Die Sätze sind oft sehr kurz gehalten. Das eignet sich für die Schüler:innen sicher gut, um die Texte selbst zu lesen. Beim Vorlesen wirkt es allerdings etwas abgehackt und teilweise nicht so elegant. Aber eine Vorlesebibel will es ja auch gar nicht sein.
Die für Kinder immer schwer zu verstehende Vernichtung der Ägypter beim Durchzug durch das Rote Meer wird ausgespart (S. 75), dafür wird die Tötung der erstgeborenen Söhne der Ägypter als zehnte Plage berichtet.
Psalm 23 (S. 90) wird in einer modernen Übertragung wiedergegeben. Hier hätte ich mich über den Luthertext gefreut, den man schon zu Grundschulzeiten auswendig lernen kann.
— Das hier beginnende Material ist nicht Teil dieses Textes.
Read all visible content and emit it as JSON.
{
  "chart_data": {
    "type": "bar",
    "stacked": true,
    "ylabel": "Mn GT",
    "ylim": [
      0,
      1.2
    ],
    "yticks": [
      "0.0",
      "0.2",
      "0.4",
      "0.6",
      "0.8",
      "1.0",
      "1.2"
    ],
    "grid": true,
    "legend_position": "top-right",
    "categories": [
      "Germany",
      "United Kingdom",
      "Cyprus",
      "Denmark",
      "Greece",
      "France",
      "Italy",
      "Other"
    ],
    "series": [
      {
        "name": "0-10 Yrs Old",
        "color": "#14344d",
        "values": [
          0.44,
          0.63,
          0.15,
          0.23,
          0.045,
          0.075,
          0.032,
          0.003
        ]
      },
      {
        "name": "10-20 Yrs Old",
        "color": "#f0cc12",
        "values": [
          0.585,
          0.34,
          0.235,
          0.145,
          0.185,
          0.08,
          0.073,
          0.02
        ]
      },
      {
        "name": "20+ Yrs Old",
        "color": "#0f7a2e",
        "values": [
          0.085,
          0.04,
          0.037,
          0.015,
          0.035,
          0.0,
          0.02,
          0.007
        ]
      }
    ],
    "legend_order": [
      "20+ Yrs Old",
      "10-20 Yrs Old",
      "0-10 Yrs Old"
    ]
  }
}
Auch das Neue Testament ist ungewöhnlich angeordnet: Es beginnt mit Passion und Auferstehung Jesu. Dann kommen – wohl angelehnt an die historische Entstehung – Texte aus Markus, Matthäus, Lukas und Johannes. Das führt dazu, dass die Geburtsgeschichten erst relativ spät zu finden sind. Ganz ausgeklammert wird die Apostelgeschichte ab Pfingsten, das man fürs Kirchenjahr braucht, aus Römer- und Korintherbrief sowie der Offenbarung gibt es kurze Auszüge.
Fazit
Die Grundschulbibel gefällt mir gut und sie erfüllt alle Ansprüche, die man an eine moderne Kinderbibel haben muss, die im Religionsunterricht zum Einsatz kommen soll. Ich werde sie sicher immer mal wieder einsetzen und mit unserer Reli-Fachschaft besprechen, ob wir sie für unsere Grundschule anschaffen wollen.